Dodd-Frank protects whistleblowers who raise complaints with regard to issues of financial importance to publicly held companies. An employee of a publicly traded federal contractor filed a complaint with the SEC, alleging that the confidentiality agreement had a chilling effect on employees’ willingness to report suspected abuses to the SEC. After an agency investigation, the contractor agreed to pay $130,000 and to amend its confidentiality agreements.

This settlement marks the first time that the SEC has concluded that employee confidentiality language violates federal securities laws. The particular language in this situation did not prohibit employees from complaining to government agencies (such a prohibition would be unenforceable), but instead required the employee to notify the employer in advance of any such complaint. The SEC determined that this advance notice requirement potentially deterred employees from complaining due to fear of retaliation.

While not universally used, this advance notice language is fairly common. The employer stated that the agreements had been in place for years, and were intended to protect the integrity of its internal investigative process. Both the SEC and employer agreed that the agreements had never been used to try to prevent an employee from reporting financial misconduct.

This development does not mean that publicly traded companies must entirely end use of confidentiality agreements with employees and former employees. However, the agreements should be written to limit their coverage to legitimate business subjects, and should make clear that they are not intended and will not be used to prevent the employee from complaining to a government agency. Advance notification requirements should be deleted.
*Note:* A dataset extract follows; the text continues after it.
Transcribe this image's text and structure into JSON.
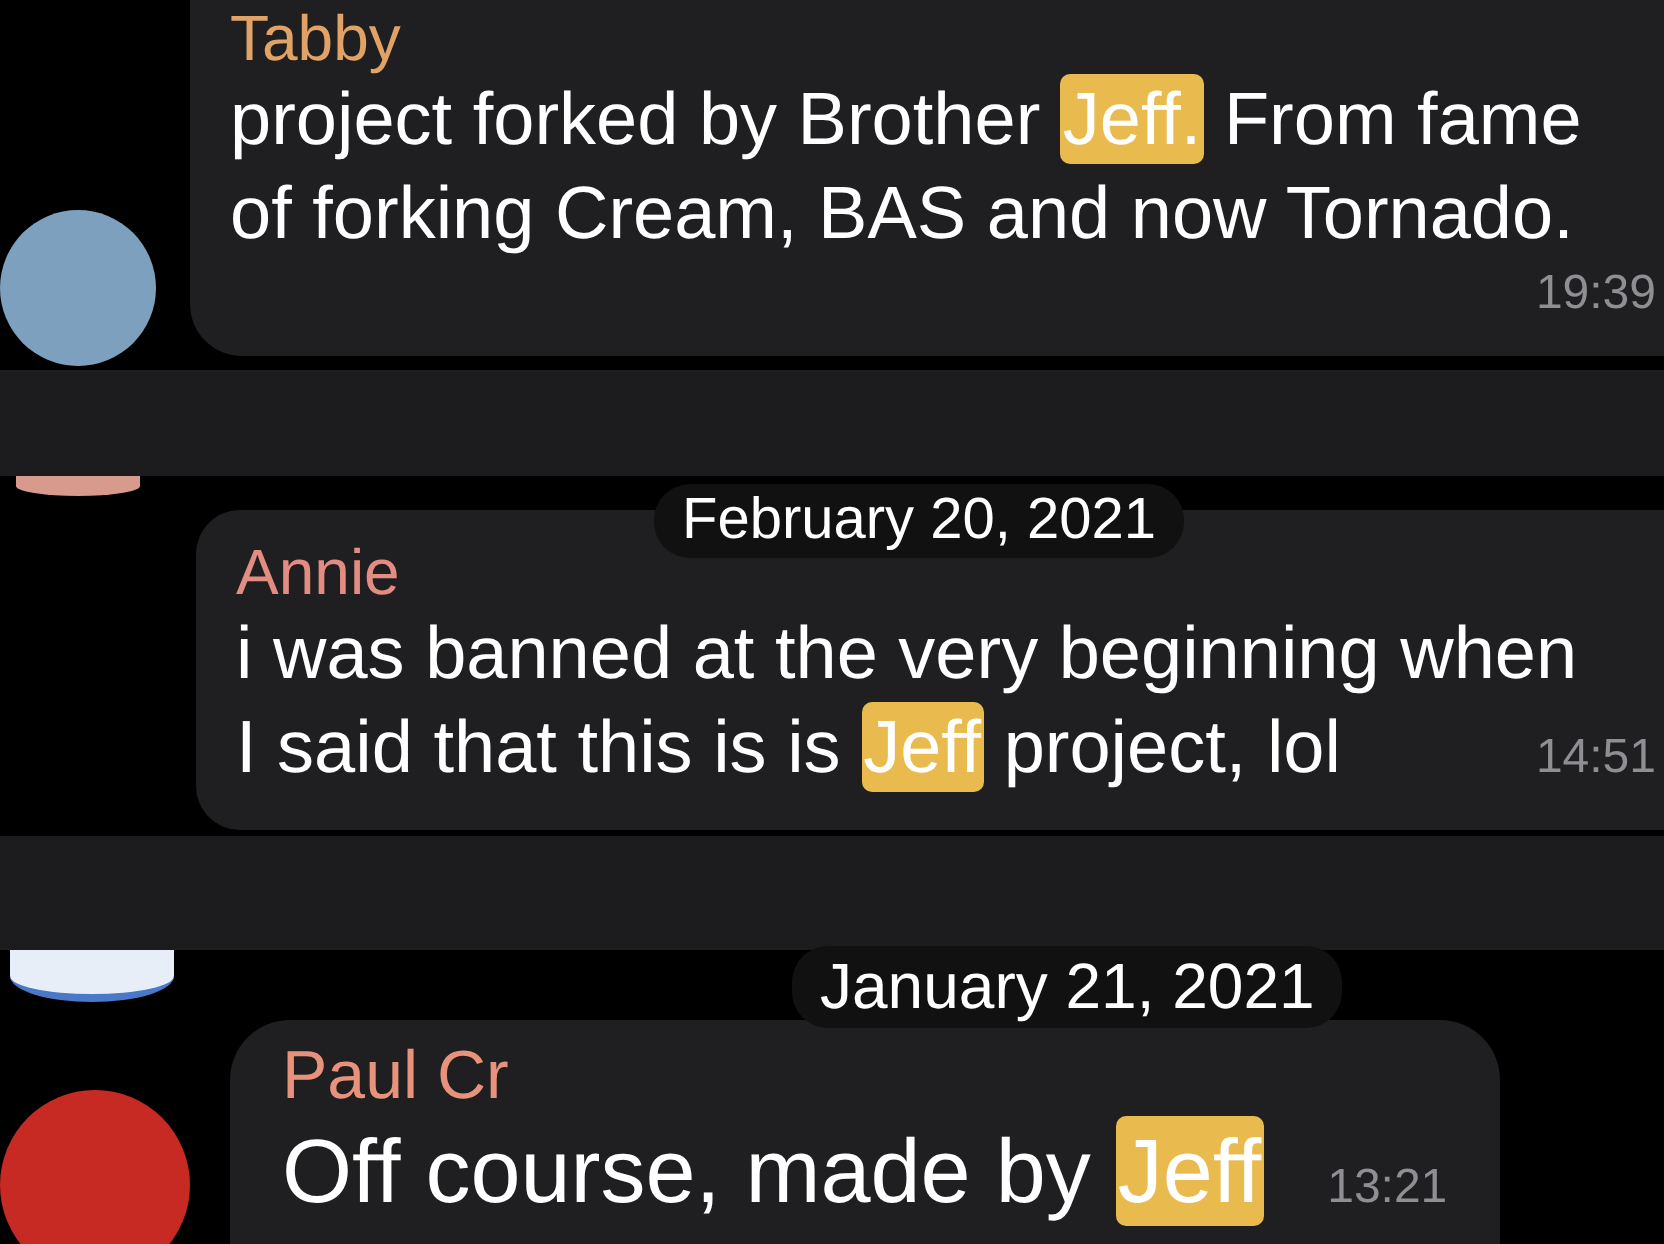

The SEC’s position mirrors those of other federal government agencies reviewing employment agreements and policies. These agencies, including the EEOC and NLRB, do not base their interpretations of the legality of such documents on the employer’s intent or actual attempts to deter complaints to government agencies. Instead, the fact that the agreements/policies could be interpreted to have such deterrent effect is enough to cause the agency to challenge its use.